Stephen “Di Genius” McGregor revived the riddim in late April, and the conversation moved quickly because of the names attached to it. The first release was Masicka’s Slip and Slide, which came out on Friday, April 25, 2026. The broader project has since been listed with tracks from Valiant, Elephant Man, Govana, Skippa, Nigy Boy, Red Rat, Mr. G, Vershon, Papa Jack and Di Genius, making this a full dancehall compilation rather than a one-off experiment. Ellington did not dismiss McGregor’s concept; instead, she said the deeper problem was the way some of the new songs leaned into vulgarity and slackness on top of a melody with real cultural weight.

McGregor said he wanted to “tap into Jamaican culture on a deeper level,” adding that he thought “no one really went into mento” and that he wanted to merge that older world with newer artistes to “reintroduce that part of the culture.” That intent has won him credit from Ellington and others who see value in reviving forgotten material. But the backlash has focused on what happens after the revival: if the foundation is a folk song many Jamaicans know as a work song, longtime listeners say the question becomes whether the new verses honor the source or flatten it into shock value.

AI-generated illustration
AI-generated illustration

Hill and Gully Rider sits deep in the archive. Music-reference sources describe it as a Jamaican folk song, and one account says it may have started as a game played by men and boys in western Maroon towns. Mento itself is widely traced to the 19th century, blending African and European traditions.
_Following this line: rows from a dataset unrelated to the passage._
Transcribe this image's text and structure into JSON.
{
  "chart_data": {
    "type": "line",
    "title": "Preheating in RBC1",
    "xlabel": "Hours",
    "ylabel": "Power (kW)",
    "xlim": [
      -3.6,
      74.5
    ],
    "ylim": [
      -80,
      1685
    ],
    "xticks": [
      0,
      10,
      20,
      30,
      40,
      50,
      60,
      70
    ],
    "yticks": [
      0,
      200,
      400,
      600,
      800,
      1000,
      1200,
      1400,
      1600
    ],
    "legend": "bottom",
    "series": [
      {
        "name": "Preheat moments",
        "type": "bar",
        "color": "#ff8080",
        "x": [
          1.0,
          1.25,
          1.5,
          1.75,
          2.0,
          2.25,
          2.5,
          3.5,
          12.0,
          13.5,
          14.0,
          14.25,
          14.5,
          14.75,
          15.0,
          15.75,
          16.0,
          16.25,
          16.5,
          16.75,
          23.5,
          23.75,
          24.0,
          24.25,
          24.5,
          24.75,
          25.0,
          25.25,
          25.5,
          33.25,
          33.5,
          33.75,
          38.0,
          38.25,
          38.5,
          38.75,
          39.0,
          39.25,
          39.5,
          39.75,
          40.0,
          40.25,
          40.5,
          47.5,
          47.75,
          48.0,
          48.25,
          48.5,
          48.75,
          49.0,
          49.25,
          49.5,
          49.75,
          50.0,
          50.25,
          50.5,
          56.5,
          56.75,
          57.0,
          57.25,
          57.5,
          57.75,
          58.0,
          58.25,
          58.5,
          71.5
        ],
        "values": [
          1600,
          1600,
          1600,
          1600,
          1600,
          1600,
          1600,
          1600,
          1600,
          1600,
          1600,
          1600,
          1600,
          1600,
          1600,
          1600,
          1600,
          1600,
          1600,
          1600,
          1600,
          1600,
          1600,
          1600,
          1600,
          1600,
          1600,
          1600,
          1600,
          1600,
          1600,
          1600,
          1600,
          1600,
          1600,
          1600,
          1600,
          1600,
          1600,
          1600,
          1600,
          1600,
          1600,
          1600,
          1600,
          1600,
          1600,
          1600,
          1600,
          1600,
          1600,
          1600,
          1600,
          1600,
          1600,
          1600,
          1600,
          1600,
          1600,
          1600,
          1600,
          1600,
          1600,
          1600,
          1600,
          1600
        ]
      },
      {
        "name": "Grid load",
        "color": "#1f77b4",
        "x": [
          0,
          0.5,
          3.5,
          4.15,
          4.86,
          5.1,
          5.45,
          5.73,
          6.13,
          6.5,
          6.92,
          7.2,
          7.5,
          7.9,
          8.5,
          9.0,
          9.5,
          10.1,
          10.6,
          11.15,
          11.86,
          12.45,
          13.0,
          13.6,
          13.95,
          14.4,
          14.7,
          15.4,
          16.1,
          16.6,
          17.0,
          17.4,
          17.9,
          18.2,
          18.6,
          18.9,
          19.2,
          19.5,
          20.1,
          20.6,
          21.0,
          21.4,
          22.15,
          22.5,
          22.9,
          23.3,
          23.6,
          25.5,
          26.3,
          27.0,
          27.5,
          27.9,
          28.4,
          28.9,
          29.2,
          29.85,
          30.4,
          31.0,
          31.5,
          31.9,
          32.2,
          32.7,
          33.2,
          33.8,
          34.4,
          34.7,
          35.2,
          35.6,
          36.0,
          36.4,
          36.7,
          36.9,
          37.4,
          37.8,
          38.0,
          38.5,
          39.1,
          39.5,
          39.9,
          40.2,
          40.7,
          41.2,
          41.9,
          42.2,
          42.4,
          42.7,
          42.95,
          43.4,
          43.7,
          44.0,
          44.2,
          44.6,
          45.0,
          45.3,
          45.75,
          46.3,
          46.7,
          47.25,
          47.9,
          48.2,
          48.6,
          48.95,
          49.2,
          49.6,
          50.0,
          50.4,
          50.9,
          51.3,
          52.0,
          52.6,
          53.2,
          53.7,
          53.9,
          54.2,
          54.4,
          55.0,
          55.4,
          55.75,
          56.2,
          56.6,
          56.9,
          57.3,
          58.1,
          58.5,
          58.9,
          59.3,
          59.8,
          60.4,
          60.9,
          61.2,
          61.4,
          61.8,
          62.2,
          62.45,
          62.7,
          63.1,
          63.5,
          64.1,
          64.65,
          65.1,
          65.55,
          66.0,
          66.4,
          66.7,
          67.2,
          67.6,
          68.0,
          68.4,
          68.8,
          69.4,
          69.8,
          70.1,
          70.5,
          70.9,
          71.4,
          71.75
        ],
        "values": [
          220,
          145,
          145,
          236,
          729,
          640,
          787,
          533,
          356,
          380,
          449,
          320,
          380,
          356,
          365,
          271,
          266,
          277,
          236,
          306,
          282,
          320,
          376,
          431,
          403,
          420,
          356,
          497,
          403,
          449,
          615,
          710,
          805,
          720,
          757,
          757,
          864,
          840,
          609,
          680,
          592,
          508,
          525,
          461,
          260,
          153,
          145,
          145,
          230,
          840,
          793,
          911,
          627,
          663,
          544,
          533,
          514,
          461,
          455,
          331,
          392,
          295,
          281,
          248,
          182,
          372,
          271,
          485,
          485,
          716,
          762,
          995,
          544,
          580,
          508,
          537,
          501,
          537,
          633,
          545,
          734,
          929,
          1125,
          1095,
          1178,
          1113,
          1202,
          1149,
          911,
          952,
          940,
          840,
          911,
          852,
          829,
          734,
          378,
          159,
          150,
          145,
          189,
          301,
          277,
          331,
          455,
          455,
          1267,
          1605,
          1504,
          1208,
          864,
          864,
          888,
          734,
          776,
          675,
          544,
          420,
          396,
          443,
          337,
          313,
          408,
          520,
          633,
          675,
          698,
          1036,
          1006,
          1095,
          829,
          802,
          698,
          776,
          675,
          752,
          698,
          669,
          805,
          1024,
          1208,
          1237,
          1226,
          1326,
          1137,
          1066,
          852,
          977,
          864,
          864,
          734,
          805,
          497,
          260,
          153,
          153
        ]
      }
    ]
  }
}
Historical recordings of Hill and Gully Ride, including a Lord Composer and Silver Seas Hotel Orchestra version, helped keep the tune in circulation, and two versions later became theme music for the Jamaican TV series Hill An’ Gully Ride.

That history is why this argument has landed so hard. Some sources say the riddim draws on The Jolly Boys’ cover of Hill & Gully Ride as the base for the dancehall versions, which makes the lyrical choices feel even more charged to cultural guardians. Ellington’s public criticism, delivered on her YouTube channel, has turned a hot riddim cycle into a wider debate over who gets to decide when renewal becomes disrespect, and whether Jamaica’s folk heritage can be reworked for the dancehall without losing its soul.